Tesla, SpaceX and Lockheed Martin documents leaked by hackers

A significant portion of the cybersecurity incidents currently recorded are due to some failure or omission of a third party, which ends up affecting many other companies. An American company that works as a supplier to firms such as Tesla and SpaceX has suffered a leak of private business documents belonging to its main customers.

The group of threat actors responsible for this leak is known as DopplePaymer, and has been revealing some confidentiality agreements signed between Visser Precision, the attacked company, and its customers, including both firms led by Elon Musk. In addition, hackers threaten to keep leaking private information unless they receive a payment for an undisclosed amount.

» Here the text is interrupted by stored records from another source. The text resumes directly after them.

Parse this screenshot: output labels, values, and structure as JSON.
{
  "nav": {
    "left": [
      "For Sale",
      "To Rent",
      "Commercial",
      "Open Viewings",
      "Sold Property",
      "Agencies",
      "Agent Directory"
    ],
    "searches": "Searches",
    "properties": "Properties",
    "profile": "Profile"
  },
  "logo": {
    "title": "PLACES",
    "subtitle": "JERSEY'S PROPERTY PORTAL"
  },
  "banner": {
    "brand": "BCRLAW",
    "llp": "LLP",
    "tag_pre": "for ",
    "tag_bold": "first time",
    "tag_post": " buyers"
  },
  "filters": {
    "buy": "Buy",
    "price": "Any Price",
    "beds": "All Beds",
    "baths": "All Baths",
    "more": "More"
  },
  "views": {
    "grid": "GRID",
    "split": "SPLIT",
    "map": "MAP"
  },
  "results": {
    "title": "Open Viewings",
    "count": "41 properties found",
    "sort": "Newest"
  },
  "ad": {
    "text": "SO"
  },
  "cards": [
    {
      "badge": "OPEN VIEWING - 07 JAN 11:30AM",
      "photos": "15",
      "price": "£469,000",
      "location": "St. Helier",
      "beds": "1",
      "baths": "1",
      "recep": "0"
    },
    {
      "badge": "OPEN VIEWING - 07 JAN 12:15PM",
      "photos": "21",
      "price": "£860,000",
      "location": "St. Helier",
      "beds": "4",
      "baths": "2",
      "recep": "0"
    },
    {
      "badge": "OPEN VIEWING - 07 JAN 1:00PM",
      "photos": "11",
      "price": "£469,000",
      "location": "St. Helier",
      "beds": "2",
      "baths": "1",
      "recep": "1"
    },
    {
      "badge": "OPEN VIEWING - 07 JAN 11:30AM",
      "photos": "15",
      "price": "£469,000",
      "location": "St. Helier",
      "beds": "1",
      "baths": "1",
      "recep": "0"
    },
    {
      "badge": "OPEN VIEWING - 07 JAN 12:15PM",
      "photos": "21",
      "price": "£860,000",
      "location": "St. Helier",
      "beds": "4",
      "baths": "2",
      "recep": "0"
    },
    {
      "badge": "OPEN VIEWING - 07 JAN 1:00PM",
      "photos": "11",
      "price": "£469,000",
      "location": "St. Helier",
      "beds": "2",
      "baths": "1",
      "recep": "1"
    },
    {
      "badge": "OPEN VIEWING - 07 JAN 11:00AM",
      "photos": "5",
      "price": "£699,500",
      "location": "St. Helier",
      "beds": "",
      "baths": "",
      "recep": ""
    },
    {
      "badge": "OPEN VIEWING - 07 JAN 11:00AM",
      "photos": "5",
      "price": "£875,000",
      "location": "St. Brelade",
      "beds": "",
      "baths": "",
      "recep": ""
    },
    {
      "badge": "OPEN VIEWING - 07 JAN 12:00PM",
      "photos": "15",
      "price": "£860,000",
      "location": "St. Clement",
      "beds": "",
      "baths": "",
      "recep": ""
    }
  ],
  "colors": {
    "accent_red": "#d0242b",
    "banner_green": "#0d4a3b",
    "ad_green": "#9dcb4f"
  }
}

Hours after the rumor began circulating a spokesman for Visser Precision confirmed the incident, mentioning that hackers managed to extract the confidential information. In addition, the spokesman added that the cybersecurity incident is already being investigated and that the firm’s operations are carried out normally.  

It is not yet clear how hackers managed to compromise the company’s networks, although cybersecurity experts consider it highly likely to be a ransomware incident that also involves the theft of sensitive information. When questioned about the nature of the information extracted by hackers, the company’s spokesman only mentioned that, because the investigation is still ongoing, he is not allowed to add more details.

This hacker group has recently gained notoriety due to its involvement in the theft of information from other firms, including Boeing, Lockheed Martin and Blue Origin, a space exploration company owned by billionaire Jeff Bezos. Another firm going through a similar situation is PEMEX, an oil company controlled by the Mexican State.

Ransomware attacks alone are already a considerable threat to companies, although this is an example that everything can get worse. According to the International Institute of Cyber Security (IICS), it is prudent to start wondering whether ransomware attacks should be considered data breaches as well, as sometimes affected companies simply recover their files, without thinking where attackers could also find a way to extract sensitive information from their networks.